Department of Biochemistry and Cell Biology, The Geisel School of Medicine at Dartmouth, Hanover, United States.
Elife. 2019 May 3;8:e46003. doi: 10.7554/eLife.46003.
Control of cell size requires molecular size sensors that are coupled to the cell cycle. Rod-shaped fission yeast cells divide at a threshold size partly due to Cdr2 kinase, which forms nodes at the medial cell cortex where it inhibits the Cdk1-inhibitor Wee1. Pom1 kinase phosphorylates and inhibits Cdr2, and forms cortical concentration gradients from cell poles. Pom1 inhibits Cdr2 signaling to Wee1 specifically in small cells, but the time and place of their regulatory interactions were unclear. We show that Pom1 forms stable oligomeric clusters that dynamically sample the cell cortex. Binding frequency is patterned into a concentration gradient by the polarity landmarks Tea1 and Tea4. Pom1 clusters colocalize with Cdr2 nodes, forming a glucose-modulated inhibitory threshold against node activation. Our work reveals how Pom1-Cdr2-Wee1 operates in multiprotein clusters at the cortex to promote mitotic entry at a cell size that can be modified by nutrient availability.
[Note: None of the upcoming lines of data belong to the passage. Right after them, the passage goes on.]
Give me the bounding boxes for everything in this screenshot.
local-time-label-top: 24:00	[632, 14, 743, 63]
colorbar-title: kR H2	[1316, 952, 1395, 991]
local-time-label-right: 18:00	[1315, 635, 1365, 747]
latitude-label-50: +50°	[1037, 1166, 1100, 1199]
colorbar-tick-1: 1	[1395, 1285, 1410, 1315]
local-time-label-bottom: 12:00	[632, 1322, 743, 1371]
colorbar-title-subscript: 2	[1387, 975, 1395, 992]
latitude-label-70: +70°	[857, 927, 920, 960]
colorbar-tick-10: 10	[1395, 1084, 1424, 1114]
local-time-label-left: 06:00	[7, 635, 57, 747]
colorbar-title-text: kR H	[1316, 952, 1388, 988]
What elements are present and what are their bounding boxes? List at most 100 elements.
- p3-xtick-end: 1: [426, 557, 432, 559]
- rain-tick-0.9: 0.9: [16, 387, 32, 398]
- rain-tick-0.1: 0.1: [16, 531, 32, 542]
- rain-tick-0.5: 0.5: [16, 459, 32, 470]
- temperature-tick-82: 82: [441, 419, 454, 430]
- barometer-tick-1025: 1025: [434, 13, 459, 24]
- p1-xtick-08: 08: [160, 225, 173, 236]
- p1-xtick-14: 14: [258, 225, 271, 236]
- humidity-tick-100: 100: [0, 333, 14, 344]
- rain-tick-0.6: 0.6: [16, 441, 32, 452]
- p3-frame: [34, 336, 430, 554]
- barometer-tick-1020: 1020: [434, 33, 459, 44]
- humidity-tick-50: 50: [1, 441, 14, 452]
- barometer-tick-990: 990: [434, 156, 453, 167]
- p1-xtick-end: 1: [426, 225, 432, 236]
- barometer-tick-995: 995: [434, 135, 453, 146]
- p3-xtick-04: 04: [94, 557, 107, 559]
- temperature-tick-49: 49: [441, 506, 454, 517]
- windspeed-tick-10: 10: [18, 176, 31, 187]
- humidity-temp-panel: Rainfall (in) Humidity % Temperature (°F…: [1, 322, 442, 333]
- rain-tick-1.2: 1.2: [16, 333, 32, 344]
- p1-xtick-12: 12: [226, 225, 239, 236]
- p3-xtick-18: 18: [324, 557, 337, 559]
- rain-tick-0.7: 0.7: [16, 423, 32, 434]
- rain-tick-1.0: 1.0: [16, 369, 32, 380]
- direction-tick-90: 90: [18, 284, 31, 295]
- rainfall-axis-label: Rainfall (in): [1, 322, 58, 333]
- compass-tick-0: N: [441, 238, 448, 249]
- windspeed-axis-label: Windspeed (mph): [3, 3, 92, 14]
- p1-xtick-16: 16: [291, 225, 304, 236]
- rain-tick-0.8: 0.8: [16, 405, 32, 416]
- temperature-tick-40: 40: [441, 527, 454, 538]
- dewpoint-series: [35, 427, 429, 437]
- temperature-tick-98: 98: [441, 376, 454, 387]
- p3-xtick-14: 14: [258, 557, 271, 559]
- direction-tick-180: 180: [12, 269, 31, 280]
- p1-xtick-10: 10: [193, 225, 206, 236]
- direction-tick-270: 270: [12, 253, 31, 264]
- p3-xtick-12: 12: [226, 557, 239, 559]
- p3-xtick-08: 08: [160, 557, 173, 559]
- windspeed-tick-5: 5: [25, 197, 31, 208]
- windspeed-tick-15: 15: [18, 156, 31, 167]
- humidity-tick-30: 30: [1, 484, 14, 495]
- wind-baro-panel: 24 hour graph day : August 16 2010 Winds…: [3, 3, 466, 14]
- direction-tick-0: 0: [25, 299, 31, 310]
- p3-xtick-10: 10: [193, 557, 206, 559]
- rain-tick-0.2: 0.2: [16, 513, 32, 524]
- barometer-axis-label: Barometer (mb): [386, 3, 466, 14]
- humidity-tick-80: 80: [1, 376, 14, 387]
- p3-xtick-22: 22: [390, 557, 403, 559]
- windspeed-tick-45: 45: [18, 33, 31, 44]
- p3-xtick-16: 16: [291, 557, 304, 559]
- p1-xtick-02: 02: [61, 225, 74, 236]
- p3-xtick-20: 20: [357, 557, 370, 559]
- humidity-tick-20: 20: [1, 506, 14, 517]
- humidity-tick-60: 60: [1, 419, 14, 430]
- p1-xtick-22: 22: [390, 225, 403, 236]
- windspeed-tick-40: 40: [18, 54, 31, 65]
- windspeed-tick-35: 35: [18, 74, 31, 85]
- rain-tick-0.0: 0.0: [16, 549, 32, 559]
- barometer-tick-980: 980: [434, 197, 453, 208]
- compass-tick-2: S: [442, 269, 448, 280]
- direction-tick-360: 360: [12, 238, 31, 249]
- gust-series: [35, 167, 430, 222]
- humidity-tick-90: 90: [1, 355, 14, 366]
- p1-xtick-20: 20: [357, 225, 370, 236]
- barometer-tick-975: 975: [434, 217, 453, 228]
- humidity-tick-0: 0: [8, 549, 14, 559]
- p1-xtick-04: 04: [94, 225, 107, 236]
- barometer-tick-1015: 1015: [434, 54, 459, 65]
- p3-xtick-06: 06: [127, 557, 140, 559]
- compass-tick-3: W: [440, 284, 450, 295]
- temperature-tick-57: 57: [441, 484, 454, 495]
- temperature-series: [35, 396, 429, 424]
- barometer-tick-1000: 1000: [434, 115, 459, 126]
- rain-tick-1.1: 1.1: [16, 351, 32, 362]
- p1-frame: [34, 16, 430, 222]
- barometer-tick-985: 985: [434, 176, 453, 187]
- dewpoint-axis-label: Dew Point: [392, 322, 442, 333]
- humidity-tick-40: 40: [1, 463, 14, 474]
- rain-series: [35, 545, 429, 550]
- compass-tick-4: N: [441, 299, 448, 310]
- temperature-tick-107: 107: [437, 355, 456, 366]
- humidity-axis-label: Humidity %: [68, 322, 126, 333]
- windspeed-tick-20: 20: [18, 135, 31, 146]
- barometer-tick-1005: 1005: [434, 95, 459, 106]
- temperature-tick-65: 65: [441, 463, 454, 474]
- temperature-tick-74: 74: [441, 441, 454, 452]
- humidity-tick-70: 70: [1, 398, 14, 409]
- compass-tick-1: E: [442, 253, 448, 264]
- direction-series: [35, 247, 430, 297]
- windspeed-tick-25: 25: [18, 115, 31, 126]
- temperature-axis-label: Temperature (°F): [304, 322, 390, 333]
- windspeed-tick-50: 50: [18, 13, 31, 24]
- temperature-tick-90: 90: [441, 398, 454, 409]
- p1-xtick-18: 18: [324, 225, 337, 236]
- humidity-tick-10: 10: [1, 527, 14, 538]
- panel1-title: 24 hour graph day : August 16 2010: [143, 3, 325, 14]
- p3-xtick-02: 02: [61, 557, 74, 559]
细胞大小的控制需要与细胞周期相偶联的分子大小传感器。杆状的裂殖酵母细胞在一个阈值大小处分裂,部分原因是 Cdr2 激酶在细胞中部皮层形成节点,在那里它抑制 Cdk1 抑制剂 Wee1。Pom1 激酶使 Cdr2 磷酸化并抑制 Cdr2,并且从细胞极形成皮质浓度梯度。Pom1 抑制 Cdr2 向 Wee1 的信号传导,特别是在小细胞中,但它们的调控相互作用的时间和地点尚不清楚。我们表明,Pom1 形成稳定的寡聚体簇,这些簇可以动态地对细胞皮层进行采样。结合频率通过极性地标 Tea1 和 Tea4 被设计成浓度梯度。Pom1 簇与 Cdr2 节点共定位,形成葡萄糖调节的抑制阈值,以防止节点激活。我们的工作揭示了 Pom1-Cdr2-Wee1 如何在皮层的多蛋白簇中发挥作用,以促进细胞大小的有丝分裂进入,而细胞大小可以通过营养物质的可用性来修饰。